The dollar held mostly steady against the euro and the yen on Thursday, but dropped against the Australian dollar after domestic job data beat expectations, and against the yuan, which received a lift from Chinese monetary authorities.
The dollar is heading for its first weekly gain in nearly a month against a basket of currencies, having made most upward headway against the pound. The pound has lost 2.3% in value this week after data on Wednesday showed UK inflation finally appeared to be cooling.
Meanwhile, the Chinese yuan rose after monetary authorities in Beijing relaxed a rule that allows companies to raise funds overseas, while China’s major state-owned banks were believed to have sold dollars on the offshore market.
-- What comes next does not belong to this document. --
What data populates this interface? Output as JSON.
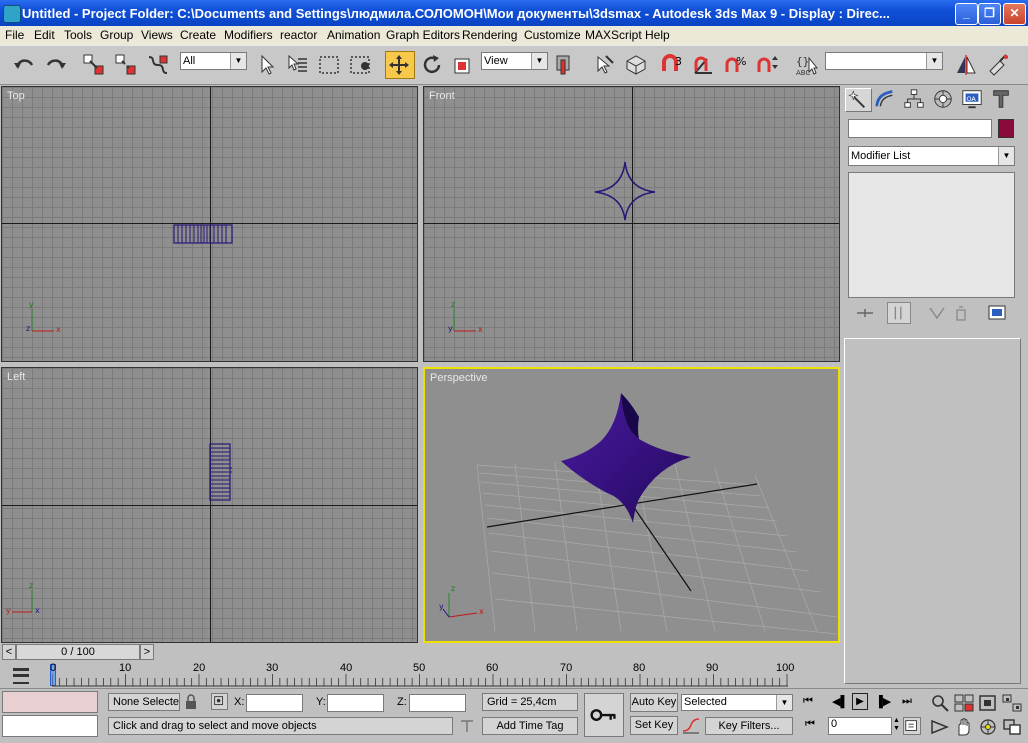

The dollar index traded roughly unchanged against a basket of currencies but stayed within sight of this week’s 15-month low, although individual currency reactions to data are likely to be volatile for now, according to Societe Generale (OTC:SCGLY) Fx strategist Kit Juckes.
“It’s partly because we’re at that point in the cycle where we are debating who is going to pause and who is going to go and how close we are (to the peak) and so each piece of new information has an exaggerated impact on expectations for the global rate cycle in each individual country,” Juckes said.
China left lending benchmarks unchanged on Thursday, and the central bank added it had raised a cross-border financing ratio that dictates the maximum any company can borrow as a proportion of its next assets, allowing domestic firms to tap overseas markets for funds.
Encouraging more capital inflows could take some of the recent downward pressure on the yuan.
The dollar was last down 0.65% on the day against the offshore yuan, which strengthened to 7.186 per dollar.
The hike indicated the People’s Bank of China‘s policy guidance to “defend the (yuan) and curb the excessive forex volatility alongside the strong CNY fixing bias”, said Ken Cheung, chief Asian FX strategist at Mizuho Bank.